Are you sure you need to optimize your sorting algorithm? You've got a collection of about 100 things you need to write to a backend. That likely means you're making about 100 remote procedure calls. The time it takes to do those is probably so much bigger than the time it takes to sort about 100 items that the particulars of your sorting algorithm don't matter too much (beyond putting your items in the right order, that is).

So I'd say: write the simplest program you can that's correct and not pathologically slow (that is, don't use bogosort). My first play would be to use my language's built-in sort() along with a custom comparator. If that's fast enough, declare victory and move on. If it's too slow, profile it to find out where it's slow. My guess is your write() calls will gobble up a lot more time than your slightlyLessThanIdealSort() call.
posted by amery at 11:44 AM on June 7, 2008


Best answer: Yeah, you want a topological sort. I'm sure there are well-known very efficient algorithms to do that, but for only a few hundred items, the ease of writing correct code is more important than shaving a millisecond off of your save time.

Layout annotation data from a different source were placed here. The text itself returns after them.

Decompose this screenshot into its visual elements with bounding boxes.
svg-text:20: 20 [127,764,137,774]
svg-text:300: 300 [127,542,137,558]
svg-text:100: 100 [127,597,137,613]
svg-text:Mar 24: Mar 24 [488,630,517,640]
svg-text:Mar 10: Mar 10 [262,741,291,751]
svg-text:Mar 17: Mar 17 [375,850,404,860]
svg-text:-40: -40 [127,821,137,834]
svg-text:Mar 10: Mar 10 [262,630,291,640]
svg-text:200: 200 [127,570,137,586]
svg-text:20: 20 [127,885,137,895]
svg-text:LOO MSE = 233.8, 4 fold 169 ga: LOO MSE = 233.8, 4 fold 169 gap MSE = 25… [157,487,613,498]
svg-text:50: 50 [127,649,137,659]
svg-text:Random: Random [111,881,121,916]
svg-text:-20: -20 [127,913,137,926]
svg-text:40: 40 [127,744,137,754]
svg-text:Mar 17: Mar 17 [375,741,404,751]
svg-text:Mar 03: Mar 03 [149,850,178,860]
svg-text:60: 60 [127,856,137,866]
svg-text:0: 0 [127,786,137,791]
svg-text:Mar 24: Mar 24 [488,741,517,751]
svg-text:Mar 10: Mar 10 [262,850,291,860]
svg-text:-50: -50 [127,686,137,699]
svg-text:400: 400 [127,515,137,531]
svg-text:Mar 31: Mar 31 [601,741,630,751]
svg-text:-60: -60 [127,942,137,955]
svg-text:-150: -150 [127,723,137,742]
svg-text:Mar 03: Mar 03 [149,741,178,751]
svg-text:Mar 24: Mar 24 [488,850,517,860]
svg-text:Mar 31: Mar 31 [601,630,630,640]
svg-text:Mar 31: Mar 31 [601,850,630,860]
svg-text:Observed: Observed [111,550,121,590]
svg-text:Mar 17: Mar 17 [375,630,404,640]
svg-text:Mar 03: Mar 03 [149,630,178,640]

One dead-simple algorithm is this:

1. Pick an object to be written and remove it from the list.
2. Scan the list for any objects which need to be written before this one. Recursively invoke this algorithm for each one you find.
3. Write out the object you picked in step (1) (or which you were recursively invoked with).
4. Repeat until there's nothing left to write.

I think it's O(n2).

Alternately, just iterate over your list of Types in order, and write out all objects of each type. O(n * t), but it requires that all objects to be written are of a type that's in your ordered list of types (may or may not be true).
posted by hattifattener at 12:52 PM on June 7, 2008


It sounds like you're trying to roll your own persistence model. I would strongly advise against this.
posted by Civil_Disobedient at 8:44 PM on June 7, 2008


Response by poster: I'm really not. The third party product (IdeaBlade) is handling all of the object mapping and persistence, it's just coming back with the wrong persistence order. I actually have a post out on their forum to see if there is something I am doing wrong with the configuration or ORM generation on that side that is causing the persistence order to come out wrong. But in the meantime, I need new records to save properly and that means taking their persistence order list and re-sorting it.
posted by Lokheed at 4:22 AM on June 8, 2008


The third party product (IdeaBlade) is handling all of the object mapping and persistence, it's just coming back with the wrong persistence order.

Aah, ok. I misunderstood the problem. I'm not familiar with IdeaBlade, though I know there are usually configuration settings that help inform the ORM the persistence order (Hibernate's cascade attribute, for instance).